According to the Bank of Korea (BOK) on Thursday, household debt rose to 1,295.8 trillion won as of end of September, the highest amount since the central bank started compiling household credit purchase data in the fourth quarter of 2002. Taking into account that household borrowing from financial institutions alone increased by 7.5 trillion won in October, market observers estimate household debt has exceeded 1,300 trillion won as of end of last month.

Household debt includes loans taken out by households from financial companies including banks, insurance firms, private lenders, and public financial institutions as well as through credit services such as credit card purchases and installment finance.

According to BOK data, household debt reached 1,295.8 trillion won as of end of September, up 3 percent or 38.2 trillion won from 1,257.6 trillion won in the end of June. The July-September increase is 4.3 trillion won higher than that of the previous three months of 33.9 trillion won. From a year ago, household debt as of end of September rose 11.2 percent or 130.9 trillion won from 1,164.9 trillion won, marking the highest annual increase.
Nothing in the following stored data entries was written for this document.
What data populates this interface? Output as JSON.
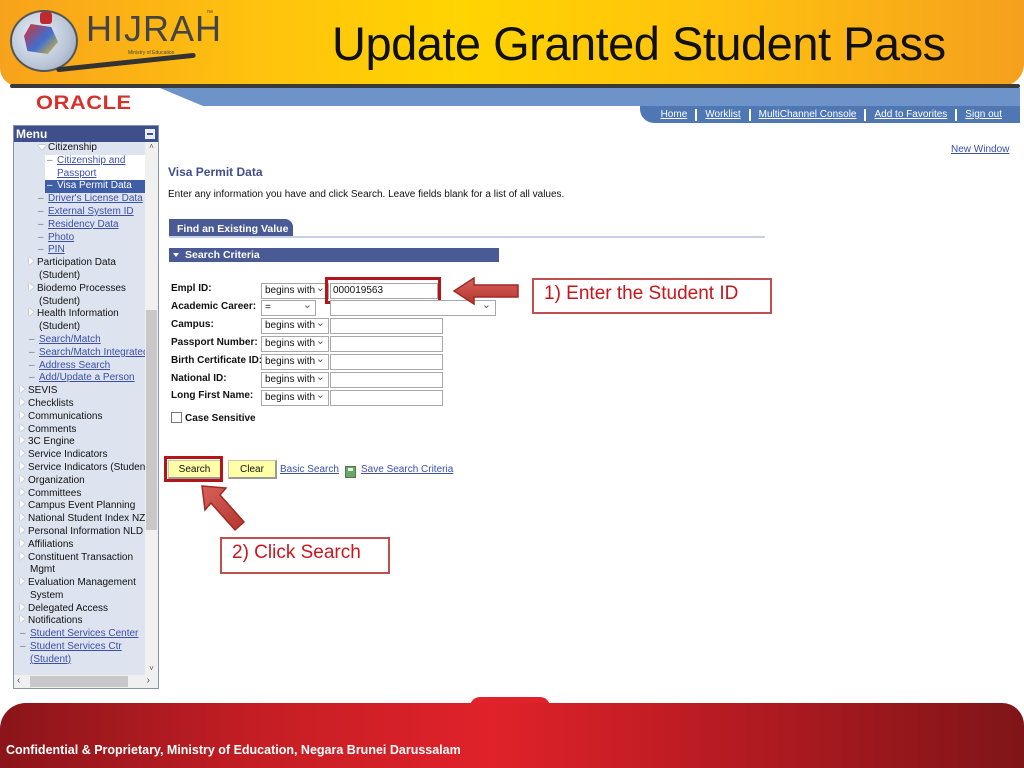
{
  "slide": {
    "title": "Update Granted Student Pass",
    "logo_text": "HIJRAH",
    "logo_tm": "™",
    "logo_subtitle": "Ministry of Education",
    "footer": "Confidential & Proprietary, Ministry of Education, Negara Brunei Darussalam"
  },
  "app": {
    "brand": "ORACLE",
    "nav_links": [
      "Home",
      "Worklist",
      "MultiChannel Console",
      "Add to Favorites",
      "Sign out"
    ],
    "new_window": "New Window"
  },
  "menu": {
    "title": "Menu",
    "items": [
      {
        "label": "Citizenship",
        "type": "open-folder",
        "indent": 2
      },
      {
        "label": "Citizenship and",
        "type": "link",
        "indent": 3,
        "white": true
      },
      {
        "label": "Passport",
        "type": "link-cont",
        "indent": 3,
        "white": true
      },
      {
        "label": "Visa Permit Data",
        "type": "selected",
        "indent": 3
      },
      {
        "label": "Driver's License Data",
        "type": "link",
        "indent": 2
      },
      {
        "label": "External System ID",
        "type": "link",
        "indent": 2
      },
      {
        "label": "Residency Data",
        "type": "link",
        "indent": 2
      },
      {
        "label": "Photo",
        "type": "link",
        "indent": 2
      },
      {
        "label": "PIN",
        "type": "link",
        "indent": 2
      },
      {
        "label": "Participation Data",
        "type": "folder",
        "indent": 1
      },
      {
        "label": "(Student)",
        "type": "cont",
        "indent": 1
      },
      {
        "label": "Biodemo Processes",
        "type": "folder",
        "indent": 1
      },
      {
        "label": "(Student)",
        "type": "cont",
        "indent": 1
      },
      {
        "label": "Health Information",
        "type": "folder",
        "indent": 1
      },
      {
        "label": "(Student)",
        "type": "cont",
        "indent": 1
      },
      {
        "label": "Search/Match",
        "type": "link",
        "indent": 1
      },
      {
        "label": "Search/Match Integrated",
        "type": "link",
        "indent": 1
      },
      {
        "label": "Address Search",
        "type": "link",
        "indent": 1
      },
      {
        "label": "Add/Update a Person",
        "type": "link",
        "indent": 1
      },
      {
        "label": "SEVIS",
        "type": "folder",
        "indent": 0
      },
      {
        "label": "Checklists",
        "type": "folder",
        "indent": 0
      },
      {
        "label": "Communications",
        "type": "folder",
        "indent": 0
      },
      {
        "label": "Comments",
        "type": "folder",
        "indent": 0
      },
      {
        "label": "3C Engine",
        "type": "folder",
        "indent": 0
      },
      {
        "label": "Service Indicators",
        "type": "folder",
        "indent": 0
      },
      {
        "label": "Service Indicators (Student)",
        "type": "folder",
        "indent": 0
      },
      {
        "label": "Organization",
        "type": "folder",
        "indent": 0
      },
      {
        "label": "Committees",
        "type": "folder",
        "indent": 0
      },
      {
        "label": "Campus Event Planning",
        "type": "folder",
        "indent": 0
      },
      {
        "label": "National Student Index NZL",
        "type": "folder",
        "indent": 0
      },
      {
        "label": "Personal Information NLD",
        "type": "folder",
        "indent": 0
      },
      {
        "label": "Affiliations",
        "type": "folder",
        "indent": 0
      },
      {
        "label": "Constituent Transaction",
        "type": "folder",
        "indent": 0
      },
      {
        "label": "Mgmt",
        "type": "cont",
        "indent": 0
      },
      {
        "label": "Evaluation Management",
        "type": "folder",
        "indent": 0
      },
      {
        "label": "System",
        "type": "cont",
        "indent": 0
      },
      {
        "label": "Delegated Access",
        "type": "folder",
        "indent": 0
      },
      {
        "label": "Notifications",
        "type": "folder",
        "indent": 0
      },
      {
        "label": "Student Services Center",
        "type": "link",
        "indent": 0
      },
      {
        "label": "Student Services Ctr",
        "type": "link",
        "indent": 0
      },
      {
        "label": "(Student)",
        "type": "link-cont",
        "indent": 0
      }
    ]
  },
  "page": {
    "title": "Visa Permit Data",
    "instructions": "Enter any information you have and click Search. Leave fields blank for a list of all values.",
    "tab": "Find an Existing Value",
    "section": "Search Criteria",
    "fields": [
      {
        "label": "Empl ID:",
        "operator": "begins with",
        "value": "000019563"
      },
      {
        "label": "Academic Career:",
        "operator": "=",
        "value": ""
      },
      {
        "label": "Campus:",
        "operator": "begins with",
        "value": ""
      },
      {
        "label": "Passport Number:",
        "operator": "begins with",
        "value": ""
      },
      {
        "label": "Birth Certificate ID:",
        "operator": "begins with",
        "value": ""
      },
      {
        "label": "National ID:",
        "operator": "begins with",
        "value": ""
      },
      {
        "label": "Long First Name:",
        "operator": "begins with",
        "value": ""
      }
    ],
    "case_sensitive": {
      "label": "Case Sensitive",
      "checked": false
    },
    "buttons": {
      "search": "Search",
      "clear": "Clear"
    },
    "links": {
      "basic_search": "Basic Search",
      "save_criteria": "Save Search Criteria"
    }
  },
  "callouts": {
    "step1": "1) Enter the Student ID",
    "step2": "2) Click Search",
    "color": "#c8161d"
  }
}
As part of efforts to cut household debt, the government on Thursday decided to enhance scrutiny over vulnerable sectors that could lead to a rise in loans by introducing a stricter loan screening guideline on collective loans and mortgage-backed loans from mutual finance institutions. Based on the guideline, financial consumers should repay debt principal in installment within a year after receiving mortgage loans if the amount of borrowing exceeds their mortgage value or income or if they lack proof of sufficient income. A similar guideline was introduced to mortgage-backed loans extended by banks in the capital area in February.